When diving underweighted, you might run into several problems:
– you may have difficulties descending
– you might be positively buoyant during the dive so you will need to dive in a head down position and keep kicking to stay down, which will result in using more energy and air
-the more air we use the air the lighter our tanks will become, so you will find it harder and harder for us to stay down
– you could float up uncontrollably to the surface
On the contrary, when diving with too much weight the following could happen:
– you could descent too fast and run into ear problems
– to get neutral underwater you would need to add air to your BCD. Similarly, at the surface, you might need to fully fill your BCD to stay afloat.
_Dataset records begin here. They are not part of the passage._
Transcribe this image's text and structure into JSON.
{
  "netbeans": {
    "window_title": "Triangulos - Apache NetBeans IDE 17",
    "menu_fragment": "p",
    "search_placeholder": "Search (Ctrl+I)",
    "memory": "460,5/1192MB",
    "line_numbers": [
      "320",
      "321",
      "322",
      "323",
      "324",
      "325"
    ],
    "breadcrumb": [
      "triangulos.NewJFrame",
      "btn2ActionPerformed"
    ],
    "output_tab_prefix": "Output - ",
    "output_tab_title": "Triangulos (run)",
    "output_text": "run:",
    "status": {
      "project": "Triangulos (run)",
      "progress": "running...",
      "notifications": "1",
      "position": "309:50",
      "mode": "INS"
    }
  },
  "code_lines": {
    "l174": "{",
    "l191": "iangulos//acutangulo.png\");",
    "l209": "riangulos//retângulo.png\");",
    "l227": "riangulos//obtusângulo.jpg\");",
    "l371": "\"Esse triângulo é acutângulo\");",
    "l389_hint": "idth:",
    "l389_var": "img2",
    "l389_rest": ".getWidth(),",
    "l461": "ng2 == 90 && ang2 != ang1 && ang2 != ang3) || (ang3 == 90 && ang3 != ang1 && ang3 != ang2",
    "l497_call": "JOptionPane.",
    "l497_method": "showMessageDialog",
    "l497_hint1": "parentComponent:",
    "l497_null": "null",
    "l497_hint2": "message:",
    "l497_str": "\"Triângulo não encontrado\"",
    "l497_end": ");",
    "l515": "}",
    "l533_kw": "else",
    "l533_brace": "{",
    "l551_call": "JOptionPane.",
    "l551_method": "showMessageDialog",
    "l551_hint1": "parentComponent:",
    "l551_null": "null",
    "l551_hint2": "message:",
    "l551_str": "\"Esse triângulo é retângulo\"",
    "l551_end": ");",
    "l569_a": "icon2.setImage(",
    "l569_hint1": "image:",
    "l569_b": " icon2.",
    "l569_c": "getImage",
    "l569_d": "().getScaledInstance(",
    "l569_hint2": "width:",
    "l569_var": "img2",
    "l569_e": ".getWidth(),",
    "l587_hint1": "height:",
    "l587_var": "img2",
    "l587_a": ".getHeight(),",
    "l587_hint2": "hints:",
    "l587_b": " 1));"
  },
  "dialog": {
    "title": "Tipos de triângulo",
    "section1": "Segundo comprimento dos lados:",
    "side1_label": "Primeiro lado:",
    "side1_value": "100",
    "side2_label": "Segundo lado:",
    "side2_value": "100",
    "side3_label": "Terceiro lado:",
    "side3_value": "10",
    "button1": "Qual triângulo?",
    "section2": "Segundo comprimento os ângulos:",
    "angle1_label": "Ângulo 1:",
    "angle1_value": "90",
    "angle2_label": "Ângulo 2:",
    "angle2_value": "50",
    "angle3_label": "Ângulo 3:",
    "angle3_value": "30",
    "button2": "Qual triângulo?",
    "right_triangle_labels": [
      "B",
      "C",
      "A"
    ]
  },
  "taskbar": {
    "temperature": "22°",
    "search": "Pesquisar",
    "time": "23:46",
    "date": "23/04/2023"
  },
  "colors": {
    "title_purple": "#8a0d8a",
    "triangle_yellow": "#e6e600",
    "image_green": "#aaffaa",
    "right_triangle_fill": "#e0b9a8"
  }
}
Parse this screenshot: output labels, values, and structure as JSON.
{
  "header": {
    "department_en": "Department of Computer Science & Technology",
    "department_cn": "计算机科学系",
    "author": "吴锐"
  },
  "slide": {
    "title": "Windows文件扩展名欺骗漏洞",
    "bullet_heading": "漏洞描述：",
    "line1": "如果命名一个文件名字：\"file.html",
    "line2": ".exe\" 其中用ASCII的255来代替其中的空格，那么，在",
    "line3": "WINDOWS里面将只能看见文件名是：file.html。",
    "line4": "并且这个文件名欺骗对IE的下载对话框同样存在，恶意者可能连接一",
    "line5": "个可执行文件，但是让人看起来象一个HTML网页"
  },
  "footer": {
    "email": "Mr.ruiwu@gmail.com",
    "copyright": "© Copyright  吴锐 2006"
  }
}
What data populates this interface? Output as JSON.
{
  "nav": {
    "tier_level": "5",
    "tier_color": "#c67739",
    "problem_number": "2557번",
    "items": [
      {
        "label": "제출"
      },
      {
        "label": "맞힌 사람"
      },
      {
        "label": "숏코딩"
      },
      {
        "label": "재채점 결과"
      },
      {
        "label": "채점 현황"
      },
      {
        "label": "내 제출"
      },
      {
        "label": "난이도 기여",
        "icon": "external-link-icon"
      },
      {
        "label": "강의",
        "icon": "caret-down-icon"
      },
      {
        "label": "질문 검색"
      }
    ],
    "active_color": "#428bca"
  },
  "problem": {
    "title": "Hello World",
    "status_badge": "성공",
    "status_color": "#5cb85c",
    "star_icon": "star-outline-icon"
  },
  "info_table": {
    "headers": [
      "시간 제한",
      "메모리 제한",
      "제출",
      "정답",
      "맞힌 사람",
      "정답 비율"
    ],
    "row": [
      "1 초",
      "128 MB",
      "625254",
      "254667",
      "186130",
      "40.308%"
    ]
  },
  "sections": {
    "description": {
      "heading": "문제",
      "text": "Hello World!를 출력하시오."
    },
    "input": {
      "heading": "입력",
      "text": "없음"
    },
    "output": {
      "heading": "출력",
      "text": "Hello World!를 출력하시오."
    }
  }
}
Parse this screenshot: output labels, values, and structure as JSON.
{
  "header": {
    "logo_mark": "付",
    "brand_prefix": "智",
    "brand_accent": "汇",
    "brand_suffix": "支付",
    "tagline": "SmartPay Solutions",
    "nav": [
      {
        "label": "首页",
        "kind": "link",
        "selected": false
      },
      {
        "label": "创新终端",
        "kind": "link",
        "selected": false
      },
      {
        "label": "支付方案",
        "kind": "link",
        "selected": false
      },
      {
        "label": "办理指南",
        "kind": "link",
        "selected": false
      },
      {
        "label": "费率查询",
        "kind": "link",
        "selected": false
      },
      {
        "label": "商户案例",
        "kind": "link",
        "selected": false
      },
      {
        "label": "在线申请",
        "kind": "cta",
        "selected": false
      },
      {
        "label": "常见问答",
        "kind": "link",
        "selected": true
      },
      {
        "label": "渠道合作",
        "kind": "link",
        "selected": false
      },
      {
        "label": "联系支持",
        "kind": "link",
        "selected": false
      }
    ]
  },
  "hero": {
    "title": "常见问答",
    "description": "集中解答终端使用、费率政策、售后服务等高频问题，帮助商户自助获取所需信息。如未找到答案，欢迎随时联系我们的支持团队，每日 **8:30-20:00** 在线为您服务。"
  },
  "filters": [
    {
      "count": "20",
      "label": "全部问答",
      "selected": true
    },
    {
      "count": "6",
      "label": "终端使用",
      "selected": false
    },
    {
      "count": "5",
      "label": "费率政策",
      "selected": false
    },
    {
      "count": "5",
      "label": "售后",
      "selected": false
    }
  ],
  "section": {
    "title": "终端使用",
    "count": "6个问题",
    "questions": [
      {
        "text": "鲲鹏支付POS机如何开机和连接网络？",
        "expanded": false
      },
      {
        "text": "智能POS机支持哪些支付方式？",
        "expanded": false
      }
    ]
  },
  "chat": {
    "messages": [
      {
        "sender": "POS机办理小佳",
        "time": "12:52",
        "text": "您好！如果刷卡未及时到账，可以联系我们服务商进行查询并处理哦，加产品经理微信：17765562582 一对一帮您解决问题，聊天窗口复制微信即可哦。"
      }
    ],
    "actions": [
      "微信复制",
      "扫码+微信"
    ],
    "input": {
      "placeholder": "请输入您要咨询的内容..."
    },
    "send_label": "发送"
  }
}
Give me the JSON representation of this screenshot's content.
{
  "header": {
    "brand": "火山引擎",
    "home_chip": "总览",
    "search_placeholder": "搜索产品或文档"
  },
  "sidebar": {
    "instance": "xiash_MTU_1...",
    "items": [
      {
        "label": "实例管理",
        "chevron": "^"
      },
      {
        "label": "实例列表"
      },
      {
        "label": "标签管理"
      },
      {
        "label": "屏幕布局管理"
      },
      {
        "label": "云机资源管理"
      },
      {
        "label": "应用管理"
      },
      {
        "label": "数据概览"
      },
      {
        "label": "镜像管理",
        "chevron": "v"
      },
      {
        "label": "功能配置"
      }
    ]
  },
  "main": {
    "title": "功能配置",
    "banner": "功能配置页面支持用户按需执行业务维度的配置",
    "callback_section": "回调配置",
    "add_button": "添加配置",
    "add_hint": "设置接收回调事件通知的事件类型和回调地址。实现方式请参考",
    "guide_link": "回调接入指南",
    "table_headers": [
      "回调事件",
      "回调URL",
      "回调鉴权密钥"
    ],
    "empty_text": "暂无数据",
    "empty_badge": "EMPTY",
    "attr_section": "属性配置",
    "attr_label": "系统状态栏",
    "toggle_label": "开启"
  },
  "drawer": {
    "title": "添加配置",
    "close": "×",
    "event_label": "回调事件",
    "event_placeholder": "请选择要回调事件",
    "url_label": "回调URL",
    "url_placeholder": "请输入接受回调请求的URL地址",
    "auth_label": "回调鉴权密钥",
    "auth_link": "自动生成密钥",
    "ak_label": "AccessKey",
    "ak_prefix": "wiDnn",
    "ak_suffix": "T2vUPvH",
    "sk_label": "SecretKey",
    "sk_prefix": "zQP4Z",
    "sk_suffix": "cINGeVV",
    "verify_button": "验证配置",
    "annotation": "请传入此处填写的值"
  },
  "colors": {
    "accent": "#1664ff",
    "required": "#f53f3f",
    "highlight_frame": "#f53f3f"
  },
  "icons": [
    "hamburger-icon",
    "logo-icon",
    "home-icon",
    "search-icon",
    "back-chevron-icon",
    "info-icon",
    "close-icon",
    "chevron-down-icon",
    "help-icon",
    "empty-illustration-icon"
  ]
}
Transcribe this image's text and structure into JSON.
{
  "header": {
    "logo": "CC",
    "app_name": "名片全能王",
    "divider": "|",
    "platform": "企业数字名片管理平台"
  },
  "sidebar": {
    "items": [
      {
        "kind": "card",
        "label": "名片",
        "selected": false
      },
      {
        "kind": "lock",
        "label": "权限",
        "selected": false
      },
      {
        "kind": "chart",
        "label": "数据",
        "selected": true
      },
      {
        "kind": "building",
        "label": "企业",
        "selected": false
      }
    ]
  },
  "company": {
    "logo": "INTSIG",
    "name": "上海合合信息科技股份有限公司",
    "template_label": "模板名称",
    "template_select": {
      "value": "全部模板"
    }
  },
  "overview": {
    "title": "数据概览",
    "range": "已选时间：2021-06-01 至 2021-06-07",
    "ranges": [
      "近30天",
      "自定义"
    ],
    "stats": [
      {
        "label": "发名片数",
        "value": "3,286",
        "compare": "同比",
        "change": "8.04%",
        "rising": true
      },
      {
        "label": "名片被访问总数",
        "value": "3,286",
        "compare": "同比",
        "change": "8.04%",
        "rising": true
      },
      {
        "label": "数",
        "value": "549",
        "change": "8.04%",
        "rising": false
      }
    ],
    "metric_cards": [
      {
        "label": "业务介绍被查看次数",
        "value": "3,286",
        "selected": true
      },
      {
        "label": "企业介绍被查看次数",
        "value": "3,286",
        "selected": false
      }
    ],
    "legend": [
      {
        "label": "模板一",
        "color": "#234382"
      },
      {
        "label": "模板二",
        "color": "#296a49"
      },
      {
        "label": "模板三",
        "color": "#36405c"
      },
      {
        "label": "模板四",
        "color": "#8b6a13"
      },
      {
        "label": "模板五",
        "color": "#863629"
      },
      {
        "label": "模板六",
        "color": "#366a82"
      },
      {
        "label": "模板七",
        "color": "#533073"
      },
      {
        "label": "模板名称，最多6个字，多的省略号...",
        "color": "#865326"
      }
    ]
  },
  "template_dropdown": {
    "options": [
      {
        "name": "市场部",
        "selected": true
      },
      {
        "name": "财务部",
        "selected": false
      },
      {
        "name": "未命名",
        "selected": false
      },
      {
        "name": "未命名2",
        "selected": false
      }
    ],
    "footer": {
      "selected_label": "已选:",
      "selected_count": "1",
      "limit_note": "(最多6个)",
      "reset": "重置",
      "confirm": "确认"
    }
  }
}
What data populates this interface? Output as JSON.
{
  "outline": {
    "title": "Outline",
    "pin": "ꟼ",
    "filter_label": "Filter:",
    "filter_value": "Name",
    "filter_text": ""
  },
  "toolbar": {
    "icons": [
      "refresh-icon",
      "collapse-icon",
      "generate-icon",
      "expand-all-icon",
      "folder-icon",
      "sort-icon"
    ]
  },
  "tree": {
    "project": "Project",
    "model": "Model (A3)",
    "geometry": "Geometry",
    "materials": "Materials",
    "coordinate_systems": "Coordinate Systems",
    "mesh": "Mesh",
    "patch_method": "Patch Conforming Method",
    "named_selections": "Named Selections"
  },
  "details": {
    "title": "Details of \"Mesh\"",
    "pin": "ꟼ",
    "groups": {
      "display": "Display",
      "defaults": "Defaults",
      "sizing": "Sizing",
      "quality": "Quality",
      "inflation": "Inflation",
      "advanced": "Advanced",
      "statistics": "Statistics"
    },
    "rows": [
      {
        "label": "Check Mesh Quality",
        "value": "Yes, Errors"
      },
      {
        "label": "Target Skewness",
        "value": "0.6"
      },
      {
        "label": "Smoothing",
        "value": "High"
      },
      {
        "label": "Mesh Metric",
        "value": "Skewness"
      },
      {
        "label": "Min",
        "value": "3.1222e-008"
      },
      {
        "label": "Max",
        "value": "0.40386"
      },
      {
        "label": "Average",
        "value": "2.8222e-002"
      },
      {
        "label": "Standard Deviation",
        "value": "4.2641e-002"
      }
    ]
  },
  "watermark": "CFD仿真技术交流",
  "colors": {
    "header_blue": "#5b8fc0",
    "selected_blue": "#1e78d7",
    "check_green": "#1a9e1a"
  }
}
-underwater, the more our BCD is inflated, the more drag we create swimming through the water, which would make us use more energy and air
-the heavier we are we’d also use more energy and air to propel ourselves in the water.
These are a few of the reasons why good weighting is so important when we are diving!
To do a proper weight check:
– You want to do it with air in the tank around 50 bar (tank pressure at the end of a dive) and not when the tank is full. We want the perfect weighting at the end of the dive so we can do stops safely and comfortably.
– You can start by using about half of the weight you are normally carrying.
– With the regulator in, breathe in, hold that breath, then deflate the BCD completely.
– You should sink until the water level is somewhere around your mask/top of the head area.
– Breathe out completely emptying the lungs and see if you can slowly sink.
If you are not going down, add 1 kg and do the check again.
If you sink fast, then you are wearing too much weight, remove one and try again.
If you can go down nice and slow without having to hold the lungs empty for too long, then you’re perfectly weighted.
If you do the weight check in a freshwater pool then you will need to add somewhere between 1 and 3 kilos when going diving in the ocean as the salt water is denser.
When you have found your perfect weighting, this is what you will need with the configuration you are using to do the weight check.
So if you are to wear a different BCD, or different wetsuit (shortie or long, or different thickness), or maybe you have lost or gained some weight, then you will need to do a weight check again.
Perfect weighting takes practice and a bit of effort….but it is worth it!
Now you understand the basic principals of how to dive perfectly weighted.